PD was mimicking bone metastasis in other oncologic patients as well, showing heterogeneous moderate tracer uptake on PET/CT scan and “Swiss cheese” appearance on the CT part [4,17]. Typical “Mickey Mouse” sign of PD on BS was found by Dhanushkodi et al. [18] in a 62-year-old female patient with left breast carcinoma. Bone biopsy excluded metastasis and the patient was put on zoledronic acid therapy.
BS using 99mTc-MDP typically demonstrates marked increased uptake of the radionuclide in all three phases of PD. It is more sensitive than plain radiography for detection of increased both vascularity and osteoblastic activity and is most useful diagnostic tool in assessing the extent of the disease in polyostotic forms. In the long bones, increased radiotracer uptake typically abuts one joint and extends into the diaphysis to a variable extent. Some lesions in which osteoblastic activity has become inactive will be negative on bone scan and can be detected only by plain radiography or CT scan. Initially, on plain radiography, there are signs of osteolysis in the affected areas (radiolucent regions), particularly affecting the skull (osteoporosis circumscripta) and subchondral long bones (V-shaped lesion). The mixed phase is characterized by thickening and disorganizing of the bone trabecular pattern, referred to as a “mosaic” pattern. Other typical signs in this phase include cotton wool appearance (skull), picture frame sign (spine) and cortical thickening and sclerosis of the iliopectineal and ischiopubic lines in the pelvis. Finally, in the blastic phase, diffuse sclerosis will develop. This highlights the importance of fusion imaging in the proper evaluation and characterization of skeletal lesions [19]. Paget bone lesions showing the characteristic radiological appearances are usually evident on CT too.

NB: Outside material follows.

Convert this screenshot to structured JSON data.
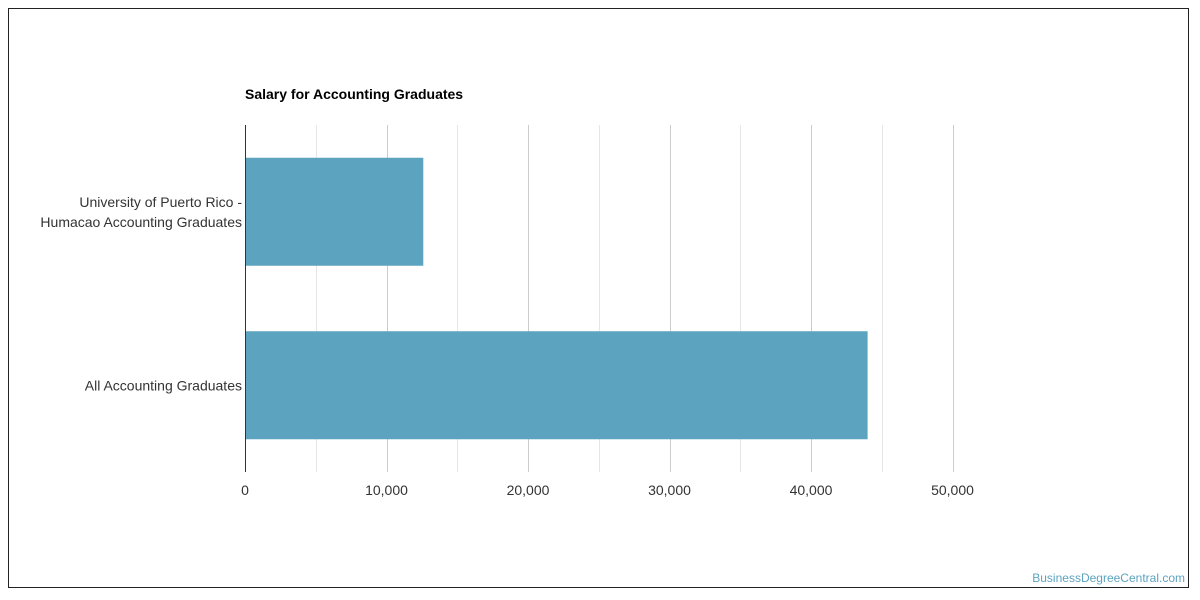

The intense MDP uptake in the pelvis lesion on BS and SPECT/CT in our case is a possibility of false positive finding in this patient with lung cancer. SPECT/CT in this case illustrates the usefulness of the fusion techniques in proper evaluation of skeletal lesions with the potential for discriminating between benign PD and bone metastasis. In practice, confusion may occur because of the similar radiological features for PD lesions and bone metastasis. For that reason, whenever this dilemma is present, bone biopsy should be performed which will enable the histopathological diagnosis of the lesion.
Conclusion
This case report highlights the importance of BS and SPECT/CT in accurate detection of incidental PD in patients with lung cancer. One should be aware of the possibility of this benign lesion for mimicking metastasis during the interpretation of the BS in oncological patients. Correlation with patient history, biochemical and radiological findings would be helpful to differentiate PD from bone metastases. We believe that this knowledge is crucial for optimal evaluation of bone scan and it could avoid as far as possible, false positive results in oncological patients with coexistence of a benign bone disease.
What is new?
Coexistence of PD and malignant tumor may lead to false-positive findings in oncological patients. This case highlights the challenge of accurate interpretation of bone scan and SPECT/CT in differentiation between incidentally detected PD and bone metastasis in lung cancer patients that is crucial for further treatment and follow up.